New Deal à la française

L'histoire, en particulier celle des autres, porte jusqu'à nous quelques bonnes nouvelles et de réjouissantes raisons d'espérer.
Dans les années trente, en pleine dépression, l'Amérique invente le New Deal : alors que la crise et le chômage font rage, loin de sacrifier le budget des arts de son pays, le président Roosevelt se propose de remonter le moral de la nation et de relancer l'emploi avec une nouvelle donne culturelle. A travers la Works Progress Administration et le Fédéral One, il développe de manière totalement inédite un très ambitieux programme de soutien aux créateurs, commande des dizaines de milliers d'oeuvres pour les lieux publics, finance des ensembles musicaux et théâtraux qui tourneront un peu partout aux États-Unis. Les artistes bénéficiaires de ces emplois, de ces bourses ou de ces aides à la création s'appellent, entre autres, Arthur Miller, Jackson Pollock ou Joseph Losey. Cet investissement culturel massif vu sous l'angle de la relance économique ira de pair, au même moment, avec une ouverture exceptionnelle aux créateurs et savants du monde entier sur le sol américain : volontaires, proscrits ou exilés, rescapés de la crise comme du nazisme et de la guerre, de très grands cinéastes, des figures intellectuelles majeures, des artistes ou des chercheurs de génie s'installent entre New York et Los Angeles. Ils contribuent de manière décisive à construire l'hyper puissance américaine dans les trois domaines que sont les industries culturelles, l'ingénierie intellectuelle ou scientifique et le marché de l'art. Quand Roosevelt meurt en 1945, l'Amérique a presque déjà damné le pion à l'Europe et gagné deux guerres : la Seconde Guerre mondiale d'une part et l'autre, la guerre douce, fondatrice d'un ordre économique sur lequel nous vivons encore, voire de plus en plus depuis la révolution numérique, celle des supports et des contenus culturels.
Il y a cinquante ans exactement, en 1961, la philosophe Hannah Arendt publie un livre majeur, La Crise de la culture, et dénonce la massification de l'oeuvre, la fabrication abusive de simples consommateurs. Son propos est sans ambages : «L'industrie des loisirs est confrontée à des appétits gargantuesques et, puisque la consommation fait disparaître ses marchandises, elle doit sans cesse fournir de nouveaux articles.» N'en déplaise aux tenants d'un marché mondial des biens culturels et aux chantres du consumérisme, ses messages restent d'une étonnante actualité, sur fond de dématérialisation du monde et de généralisation du support de stockage numérique.

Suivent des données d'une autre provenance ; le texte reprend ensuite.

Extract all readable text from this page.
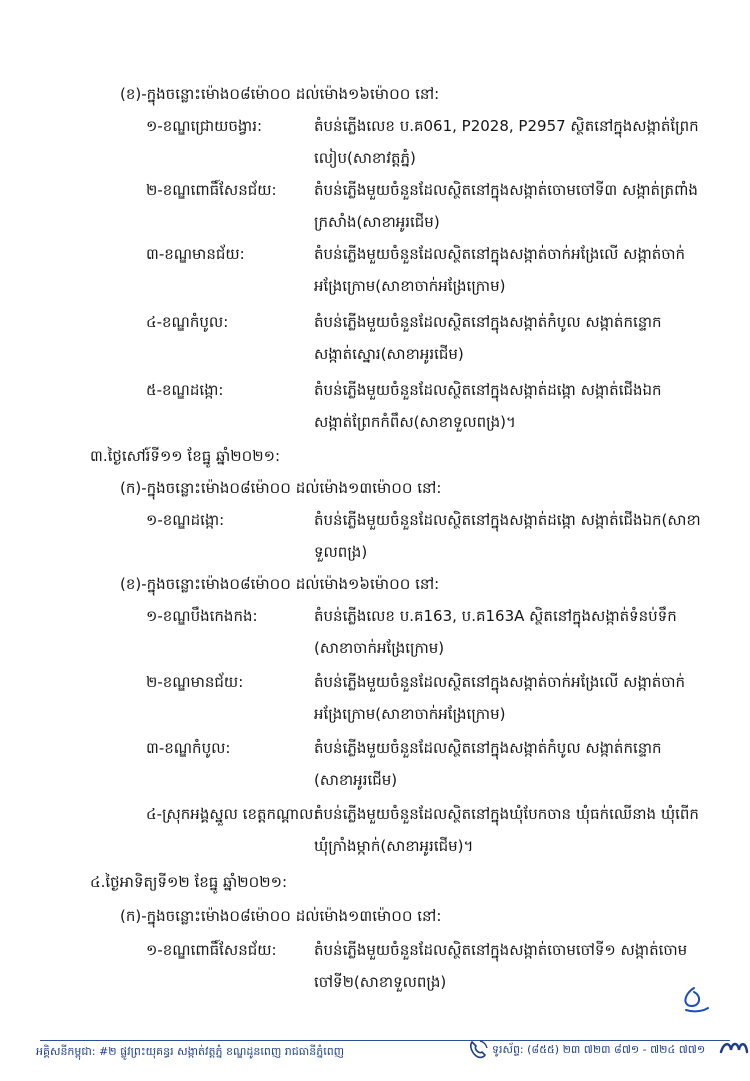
(ខ)-ក្នុងចន្លោះម៉ោង០៨ម៉ោ០០ ដល់ម៉ោង១៦ម៉ោ០០ នៅ:
១-ខណ្ឌជ្រោយចង្វារ:	តំបន់ភ្លើងលេខ ប.គ061, P2028, P2957 ស្ថិតនៅក្នុងសង្កាត់ព្រែក
លៀប(សាខាវត្តភ្នំ)
២-ខណ្ឌពោធិ៍សែនជ័យ: តំបន់ភ្លើងមួយចំនួនដែលស្ថិតនៅក្នុងសង្កាត់ចោមចៅទី៣ សង្កាត់ត្រពាំង
ក្រសាំង(សាខាអូរជើម)
៣-ខណ្ឌមានជ័យ:	តំបន់ភ្លើងមួយចំនួនដែលស្ថិតនៅក្នុងសង្កាត់ចាក់អង្រែលើ សង្កាត់ចាក់
អង្រែក្រោម(សាខាចាក់អង្រែក្រោម)
៤-ខណ្ឌកំបូល:	តំបន់ភ្លើងមួយចំនួនដែលស្ថិតនៅក្នុងសង្កាត់កំបូល សង្កាត់កន្ទោក
សង្កាត់ស្នោរ(សាខាអូរជើម)
៥-ខណ្ឌដង្កោ:	តំបន់ភ្លើងមួយចំនួនដែលស្ថិតនៅក្នុងសង្កាត់ដង្កោ សង្កាត់ជើងឯក
សង្កាត់ព្រែកកំពឹស(សាខាទួលពង្រ)។
៣.ថ្ងៃសៅរ៍ទី១១ ខែធ្នូ ឆ្នាំ២០២១:
(ក)-ក្នុងចន្លោះម៉ោង០៨ម៉ោ០០ ដល់ម៉ោង១៣ម៉ោ០០ នៅ:
១-ខណ្ឌដង្កោ:	តំបន់ភ្លើងមួយចំនួនដែលស្ថិតនៅក្នុងសង្កាត់ដង្កោ សង្កាត់ជើងឯក(សាខា
ទួលពង្រ)
(ខ)-ក្នុងចន្លោះម៉ោង០៨ម៉ោ០០ ដល់ម៉ោង១៦ម៉ោ០០ នៅ:
១-ខណ្ឌបឹងកេងកង:	តំបន់ភ្លើងលេខ ប.គ163, ប.គ163A ស្ថិតនៅក្នុងសង្កាត់ទំនប់ទឹក
(សាខាចាក់អង្រែក្រោម)
២-ខណ្ឌមានជ័យ:	តំបន់ភ្លើងមួយចំនួនដែលស្ថិតនៅក្នុងសង្កាត់ចាក់អង្រែលើ សង្កាត់ចាក់
អង្រែក្រោម(សាខាចាក់អង្រែក្រោម)
៣-ខណ្ឌកំបូល:	តំបន់ភ្លើងមួយចំនួនដែលស្ថិតនៅក្នុងសង្កាត់កំបូល សង្កាត់កន្ទោក
(សាខាអូរជើម)
៤-ស្រុកអង្គស្នួល ខេត្តកណ្ដាល:
តំបន់ភ្លើងមួយចំនួនដែលស្ថិតនៅក្នុងឃុំបែកចាន ឃុំធក់ឈើនាង ឃុំពើក
ឃុំក្រាំងម្កាក់(សាខាអូរជើម)។
៤.ថ្ងៃអាទិត្យទី១២ ខែធ្នូ ឆ្នាំ២០២១:
(ក)-ក្នុងចន្លោះម៉ោង០៨ម៉ោ០០ ដល់ម៉ោង១៣ម៉ោ០០ នៅ:
១-ខណ្ឌពោធិ៍សែនជ័យ: តំបន់ភ្លើងមួយចំនួនដែលស្ថិតនៅក្នុងសង្កាត់ចោមចៅទី១ សង្កាត់ចោម
ចៅទី២(សាខាទួលពង្រ)
អគ្គិសនីកម្ពុជា: #២ ផ្លូវព្រះយុគន្ធរ សង្កាត់វត្តភ្នំ ខណ្ឌដូនពេញ រាជធានីភ្នំពេញ	ទូរស័ព្ទ: (៨៥៥) ២៣ ៧២៣ ៨៧១ - ៧២៤ ៧៧១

C'est le génie du modèle américain, sa «ruse de la raison» de savoir produire d'une main le poison à travers le système et, de l'autre, la critique comme contrepoison. Le «vieux monde» ne résistera pas longtemps aux assauts des nouveaux entrants yankees sur la scène du savoir et de la création. Accueillie aux États-Unis en 1941, naturalisée américaine, Arendt témoigne par son propre destin, celui d'une grande intellectuelle européenne révélée en Amérique, d'un sacré basculement du monde. Le pari fait par Roosevelt d'un new deal, d'une nouvelle donne culturelle est donc bien gagné.

Revue de presse

Olivier Poivre d'Arvor publie un vade-mecum de la culture en temps de crise. Insolent et pertinent. l était temps de l'écrire, ce livre court, haletant, plein de sève, qui place, sans lyrisme mais avec des arguments, la culture au coeur du dispositif politique et citoyen...
Trop facile en temps de crise de reléguer la culture en joujou pour nantis, retraités et autres professeurs des écoles. Et si, justement, le civisme, l'économie et le projet français passaient par la culture ? À travers la culture, c'est le retour du désir que cet ancien diplomate, actuel directeur de France Culture, appelle de ses voeux...
Un livre qui n'est même pas un coup de gueule, mais une porte ouverte vers la possibilité d'une sortie de crise par la culture. Et si c'était vrai ? (Karine Papillaud - Le Point du 9 février 2012 )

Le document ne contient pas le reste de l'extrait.